American Trust seeks a motivated Site Reliability Engineer (SRE) that thrives in a rapidly evolving technology environment. As part of the SRE Team, you will foster a culture of SRE for horizontal activities and DevOps for products and tools across our operations teams. The team you work in will have diverse expertise in systems, networking, and software engineering to provide the stability, performance, and reliability our customers need.
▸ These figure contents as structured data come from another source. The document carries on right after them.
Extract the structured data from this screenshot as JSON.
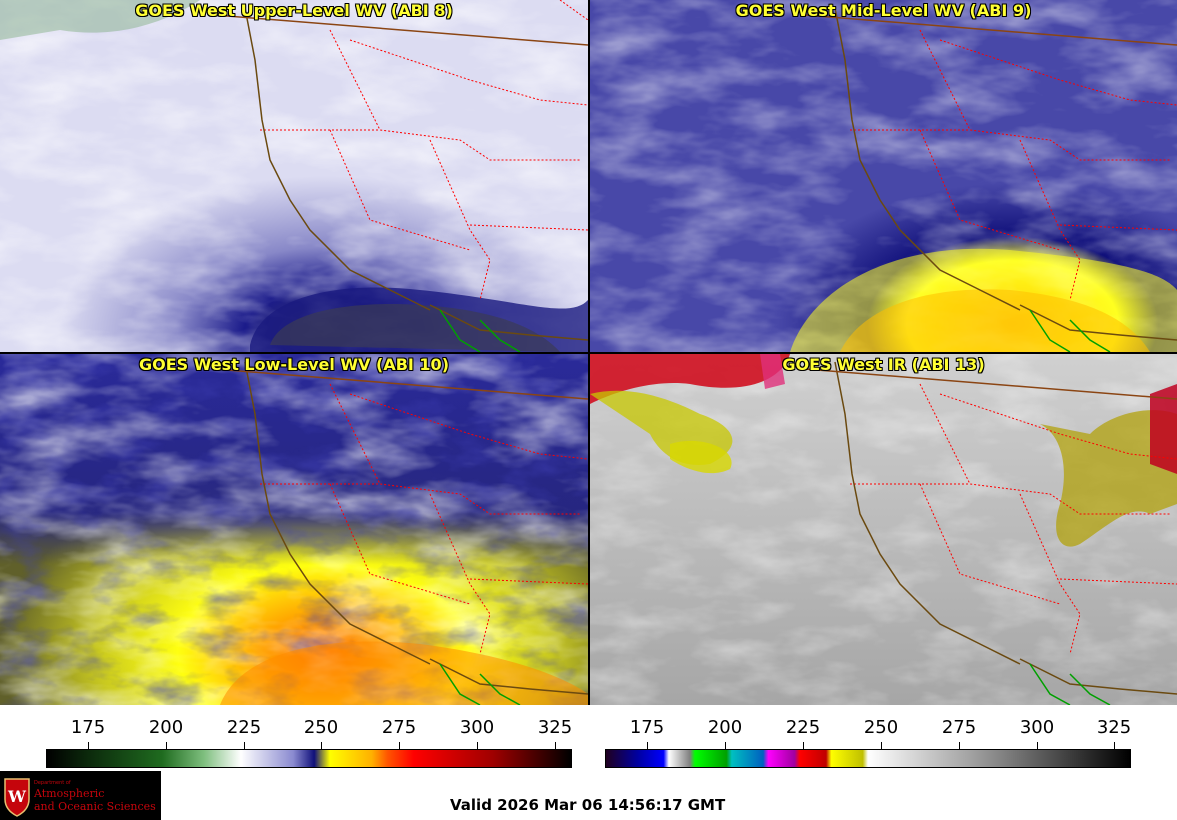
{
  "panels": [
    {
      "title": "GOES West Upper-Level WV (ABI 8)"
    },
    {
      "title": "GOES West Mid-Level WV (ABI 9)"
    },
    {
      "title": "GOES West Low-Level WV (ABI 10)"
    },
    {
      "title": "GOES West IR (ABI 13)"
    }
  ],
  "colorbars": {
    "left": {
      "ticks": [
        "175",
        "200",
        "225",
        "250",
        "275",
        "300",
        "325"
      ]
    },
    "right": {
      "ticks": [
        "175",
        "200",
        "225",
        "250",
        "275",
        "300",
        "325"
      ]
    }
  },
  "logo": {
    "line1": "Department of",
    "line2": "Atmospheric",
    "line3": "and Oceanic Sciences"
  },
  "footer": {
    "valid": "Valid 2026 Mar 06 14:56:17 GMT"
  },
  "colors": {
    "title": "#ffff33",
    "border_state": "#ff0000",
    "coast": "#6b4a10",
    "mexico": "#00a000",
    "logo_red": "#c5050c"
  }
}
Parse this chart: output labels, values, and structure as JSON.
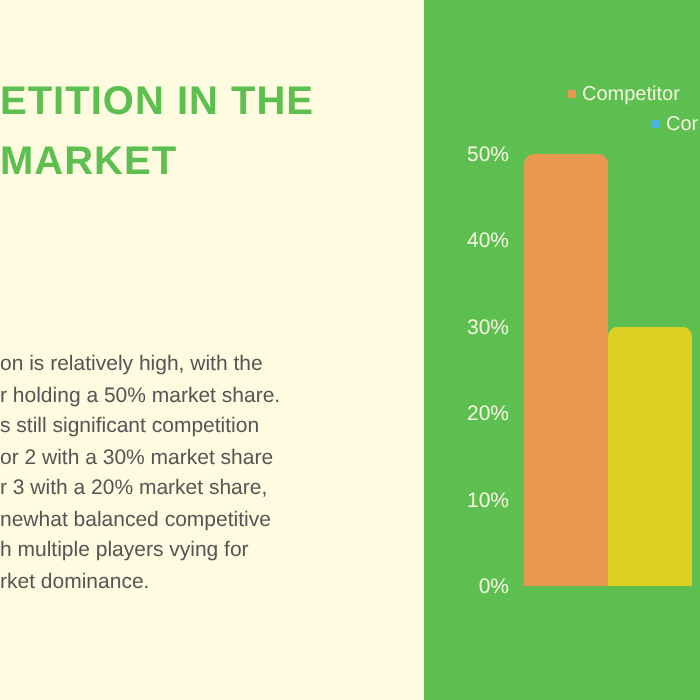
{
  "chart_data": {
    "type": "bar",
    "title": "ETITION IN THE MARKET",
    "categories": [
      null,
      null
    ],
    "values": [
      50,
      30
    ],
    "colors": [
      "#e8994f",
      "#dfcf25"
    ],
    "ylim": [
      0,
      50
    ],
    "yticks": [
      {
        "value": 0,
        "label": "0%"
      },
      {
        "value": 10,
        "label": "10%"
      },
      {
        "value": 20,
        "label": "20%"
      },
      {
        "value": 30,
        "label": "30%"
      },
      {
        "value": 40,
        "label": "40%"
      },
      {
        "value": 50,
        "label": "50%"
      }
    ],
    "annotations": [
      "on is relatively high, with the\nr holding a 50% market share.\ns still significant competition\nor 2 with a 30% market share\nr 3 with a 20% market share,\nnewhat balanced competitive\nh multiple players vying for\nrket dominance.",
      "Competitor",
      "Cor"
    ]
  }
}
We work with multiple service and development teams to identify cross-team issues which create risk for operations across the organization and resolve those issues with a mixture of engineering, troubleshooting expertise, and general operational guidance.

Responsiblities:

Solve complex problems related to infrastructure services and build automation to prevent problem recurrence.
Ensure that the underlying infrastructure runs smoothly, and that systems and tools work as expected.
Monitor critical applications and services to minimize downtime and ensure their availability.
Design, write, and deploy software to improve the availability, scalability, and efficiency of products and services used by American Trust.
Work with the Site Reliability Engineering (SRE) team on the shared full stack ownership of a collection of services and technology areas.
Partner with development teams in defining and implementing improvements in service architecture.
Act as the ultimate escalation point for complex or critical issues that still need to be documented as Standard Operating Procedures (SOPs).
Utilize a deep understanding of service topology and the dependencies required to troubleshoot issues and define mitigations.

Qualifications:

3+ years of experience in software engineering
M.S / B.S. in Computer Science, Computer Engineering, Software Engineering, or related areas is preferred.
Extensive knowledge of SQL (MSSQL, Postgres or Oracle)
Experience building backend development products
Be comfortable with coding (Java, JavaScript, and .NET)
Experience in System Administration, including Linux and Windows internals, TCP/IP, DNS, Load balancing technologies
Cloud network experience
Understand the end-to-end configuration, technical dependencies, and overall behavioral characteristics of production services.
Self-motivated, independent, creative problem solver.
Lifelong learner, striving for continuous growth and development
Excellent organizational, verbal, and written communication skills

Preferred Skills:

Experience in a 24×7 high-availability production environment
Experience VDI and Remote Administration Services
Knowledge of cloud computing technologies, network monitoring
Database knowledge in ATP, ADW, and programming in SQL, PL/SQL
Experience in developing scripts to automate software deployments and installations
Demonstrate a clear understanding of automation and orchestration principles.

Salary: $100,000 – $110,000 base salary, based on experience, plus eligibility to participate in company’s bonus program.